# Unable to get to Sent PM's



## Fofer (Oct 29, 2000)

Any link I click to get to my Sent PM's, results in a 404 Not Found error.










For now I have bookmarked this (which works) but the links in the UserCP that I click, don't take me there.


----------



## Mike Lang (Nov 17, 1999)

On all devices?
Anyone else seeing this?


----------



## Marc (Jun 26, 1999)

I just tried and it's working properly for me.

It may help to know how the URL it takes you to differs from the working one.


----------



## unitron (Apr 28, 2006)

I just discovered I got one back around the end of November but never got the usual pop up notification.


----------



## rhuntington3 (May 1, 2001)

It's working for me.


----------



## Fofer (Oct 29, 2000)

Thanks for the replies, everyone. So I've done some experimenting and see that it's only happening for me in Safari and not Chrome, and only when I have my collection of extensions enabled. So obviously one of my extensions is interfering with this link in the UserCP. Odd!
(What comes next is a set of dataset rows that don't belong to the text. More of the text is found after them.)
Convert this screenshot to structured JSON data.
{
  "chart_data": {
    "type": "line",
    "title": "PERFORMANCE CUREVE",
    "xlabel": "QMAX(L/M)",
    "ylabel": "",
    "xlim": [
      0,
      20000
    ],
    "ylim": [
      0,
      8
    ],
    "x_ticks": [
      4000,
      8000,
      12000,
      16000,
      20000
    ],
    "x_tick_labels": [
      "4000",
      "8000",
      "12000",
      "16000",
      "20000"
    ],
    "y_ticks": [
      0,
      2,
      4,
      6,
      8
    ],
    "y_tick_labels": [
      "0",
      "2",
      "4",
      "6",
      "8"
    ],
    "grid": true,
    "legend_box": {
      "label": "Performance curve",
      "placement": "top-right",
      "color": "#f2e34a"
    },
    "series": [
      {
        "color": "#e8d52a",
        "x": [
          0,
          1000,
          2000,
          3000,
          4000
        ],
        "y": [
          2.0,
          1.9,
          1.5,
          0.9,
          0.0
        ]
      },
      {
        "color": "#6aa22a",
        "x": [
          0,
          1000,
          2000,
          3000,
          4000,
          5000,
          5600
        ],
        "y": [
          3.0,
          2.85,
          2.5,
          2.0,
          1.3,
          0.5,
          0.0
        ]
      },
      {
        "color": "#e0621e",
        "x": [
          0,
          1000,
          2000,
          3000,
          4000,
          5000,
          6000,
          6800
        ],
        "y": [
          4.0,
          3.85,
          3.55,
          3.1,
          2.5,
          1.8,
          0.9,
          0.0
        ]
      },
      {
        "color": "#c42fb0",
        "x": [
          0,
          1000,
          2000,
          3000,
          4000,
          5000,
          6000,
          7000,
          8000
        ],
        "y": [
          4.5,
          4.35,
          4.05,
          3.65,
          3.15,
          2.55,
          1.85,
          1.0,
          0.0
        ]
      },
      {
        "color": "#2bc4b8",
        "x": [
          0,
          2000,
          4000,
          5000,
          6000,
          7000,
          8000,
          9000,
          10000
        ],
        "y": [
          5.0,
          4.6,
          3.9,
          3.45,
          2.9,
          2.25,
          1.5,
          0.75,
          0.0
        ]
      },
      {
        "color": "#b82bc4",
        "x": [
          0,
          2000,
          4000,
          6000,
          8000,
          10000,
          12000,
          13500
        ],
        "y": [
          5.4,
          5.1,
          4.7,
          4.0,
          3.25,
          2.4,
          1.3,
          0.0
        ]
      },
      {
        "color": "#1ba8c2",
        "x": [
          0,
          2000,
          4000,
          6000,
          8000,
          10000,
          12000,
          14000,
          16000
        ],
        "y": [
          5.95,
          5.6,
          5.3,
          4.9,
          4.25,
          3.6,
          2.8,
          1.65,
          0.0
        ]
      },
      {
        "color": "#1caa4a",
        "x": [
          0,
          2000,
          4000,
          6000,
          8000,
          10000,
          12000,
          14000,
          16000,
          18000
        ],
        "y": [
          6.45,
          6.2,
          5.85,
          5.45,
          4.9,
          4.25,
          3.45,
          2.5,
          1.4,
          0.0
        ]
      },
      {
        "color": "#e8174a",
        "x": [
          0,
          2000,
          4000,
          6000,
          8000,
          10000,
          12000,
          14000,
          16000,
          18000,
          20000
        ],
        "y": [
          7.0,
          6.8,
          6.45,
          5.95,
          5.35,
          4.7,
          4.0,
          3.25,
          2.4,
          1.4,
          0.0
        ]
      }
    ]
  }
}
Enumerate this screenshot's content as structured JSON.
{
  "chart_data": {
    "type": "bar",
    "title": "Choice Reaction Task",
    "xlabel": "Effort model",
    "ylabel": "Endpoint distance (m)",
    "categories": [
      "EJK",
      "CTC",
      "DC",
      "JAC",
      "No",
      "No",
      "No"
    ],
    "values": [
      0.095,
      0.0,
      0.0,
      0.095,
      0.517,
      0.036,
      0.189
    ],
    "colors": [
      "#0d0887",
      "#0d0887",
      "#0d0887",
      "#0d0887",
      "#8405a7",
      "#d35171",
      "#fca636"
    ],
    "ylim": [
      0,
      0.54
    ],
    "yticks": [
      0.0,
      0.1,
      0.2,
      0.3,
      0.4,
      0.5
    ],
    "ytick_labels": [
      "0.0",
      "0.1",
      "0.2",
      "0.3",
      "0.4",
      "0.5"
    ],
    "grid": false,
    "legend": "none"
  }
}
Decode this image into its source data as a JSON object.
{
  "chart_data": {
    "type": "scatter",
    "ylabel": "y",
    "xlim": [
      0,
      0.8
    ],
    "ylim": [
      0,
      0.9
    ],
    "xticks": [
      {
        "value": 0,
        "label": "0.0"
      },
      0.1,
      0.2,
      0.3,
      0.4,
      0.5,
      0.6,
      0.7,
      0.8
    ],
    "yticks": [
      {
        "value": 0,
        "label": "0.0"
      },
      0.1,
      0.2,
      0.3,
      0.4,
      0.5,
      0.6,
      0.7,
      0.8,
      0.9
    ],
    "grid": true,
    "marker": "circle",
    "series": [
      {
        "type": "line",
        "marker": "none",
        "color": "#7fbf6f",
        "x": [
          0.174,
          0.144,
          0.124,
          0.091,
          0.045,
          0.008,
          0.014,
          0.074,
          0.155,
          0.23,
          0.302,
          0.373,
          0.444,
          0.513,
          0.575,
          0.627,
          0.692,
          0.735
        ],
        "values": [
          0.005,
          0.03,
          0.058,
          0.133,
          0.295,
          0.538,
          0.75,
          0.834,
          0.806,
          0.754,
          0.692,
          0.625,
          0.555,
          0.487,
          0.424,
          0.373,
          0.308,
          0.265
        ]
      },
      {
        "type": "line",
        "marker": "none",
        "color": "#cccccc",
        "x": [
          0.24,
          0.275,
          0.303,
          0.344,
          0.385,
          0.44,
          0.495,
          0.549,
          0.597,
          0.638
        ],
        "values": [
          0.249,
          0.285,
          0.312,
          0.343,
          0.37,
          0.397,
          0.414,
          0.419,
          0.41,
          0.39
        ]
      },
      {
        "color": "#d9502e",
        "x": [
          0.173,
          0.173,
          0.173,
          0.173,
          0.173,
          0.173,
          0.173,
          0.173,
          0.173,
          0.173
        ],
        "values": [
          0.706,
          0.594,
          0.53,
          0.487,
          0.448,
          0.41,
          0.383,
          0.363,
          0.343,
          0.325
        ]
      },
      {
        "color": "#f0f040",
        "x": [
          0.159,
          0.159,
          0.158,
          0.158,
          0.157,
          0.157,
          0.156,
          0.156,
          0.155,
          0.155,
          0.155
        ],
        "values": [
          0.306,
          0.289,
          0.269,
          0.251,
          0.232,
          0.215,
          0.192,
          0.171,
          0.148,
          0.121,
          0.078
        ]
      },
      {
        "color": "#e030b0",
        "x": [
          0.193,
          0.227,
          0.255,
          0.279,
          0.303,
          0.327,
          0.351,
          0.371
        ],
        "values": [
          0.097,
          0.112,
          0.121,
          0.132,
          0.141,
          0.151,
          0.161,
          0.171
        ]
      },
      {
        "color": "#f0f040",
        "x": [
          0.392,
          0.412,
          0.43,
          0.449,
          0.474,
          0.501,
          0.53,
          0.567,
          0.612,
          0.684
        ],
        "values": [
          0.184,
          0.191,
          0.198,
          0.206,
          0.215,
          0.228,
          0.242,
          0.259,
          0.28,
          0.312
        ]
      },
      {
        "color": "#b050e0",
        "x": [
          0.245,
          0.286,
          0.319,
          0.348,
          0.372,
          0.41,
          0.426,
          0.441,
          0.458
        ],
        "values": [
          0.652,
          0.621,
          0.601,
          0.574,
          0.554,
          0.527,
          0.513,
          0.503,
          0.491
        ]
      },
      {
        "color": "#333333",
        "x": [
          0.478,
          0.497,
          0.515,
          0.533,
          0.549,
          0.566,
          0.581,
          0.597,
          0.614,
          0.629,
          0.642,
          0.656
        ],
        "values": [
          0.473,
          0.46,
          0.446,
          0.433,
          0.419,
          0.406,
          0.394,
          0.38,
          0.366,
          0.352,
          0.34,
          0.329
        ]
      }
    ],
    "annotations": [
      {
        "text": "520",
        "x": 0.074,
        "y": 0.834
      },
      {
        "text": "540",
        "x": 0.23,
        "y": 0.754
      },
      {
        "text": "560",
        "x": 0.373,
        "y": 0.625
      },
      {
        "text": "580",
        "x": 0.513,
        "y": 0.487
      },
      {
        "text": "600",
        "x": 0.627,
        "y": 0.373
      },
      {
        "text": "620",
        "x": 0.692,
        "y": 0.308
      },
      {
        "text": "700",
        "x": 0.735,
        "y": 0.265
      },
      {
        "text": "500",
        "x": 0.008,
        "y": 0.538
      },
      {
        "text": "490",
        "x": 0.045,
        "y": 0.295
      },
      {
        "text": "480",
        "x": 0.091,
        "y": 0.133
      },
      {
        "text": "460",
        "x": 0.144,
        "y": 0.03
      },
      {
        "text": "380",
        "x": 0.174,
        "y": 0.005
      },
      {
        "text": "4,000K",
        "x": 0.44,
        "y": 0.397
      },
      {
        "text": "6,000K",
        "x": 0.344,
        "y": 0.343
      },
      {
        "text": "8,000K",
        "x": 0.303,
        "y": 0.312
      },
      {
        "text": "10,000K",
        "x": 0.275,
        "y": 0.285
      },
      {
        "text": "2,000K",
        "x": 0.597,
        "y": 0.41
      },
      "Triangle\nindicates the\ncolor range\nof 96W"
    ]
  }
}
My next step will be to do some "process of elimination" troubleshooting, to try and figure out WHICH Safari extension, exactly, is causing this strange bug.

Stay tuned...


----------



## Fofer (Oct 29, 2000)

I found the culprit. It's "⌘-Click Avenger". With this extension disabled, I'm able to access that Sent PM links again in Safari. I'll send its developer a note.

FWIW, their "Unread→Tabs" extension (linked on the same page) is pretty great, and saves me so many clicks, with every visit to TCF and other vBulletin forums. I love it.

Thanks, everybody.


----------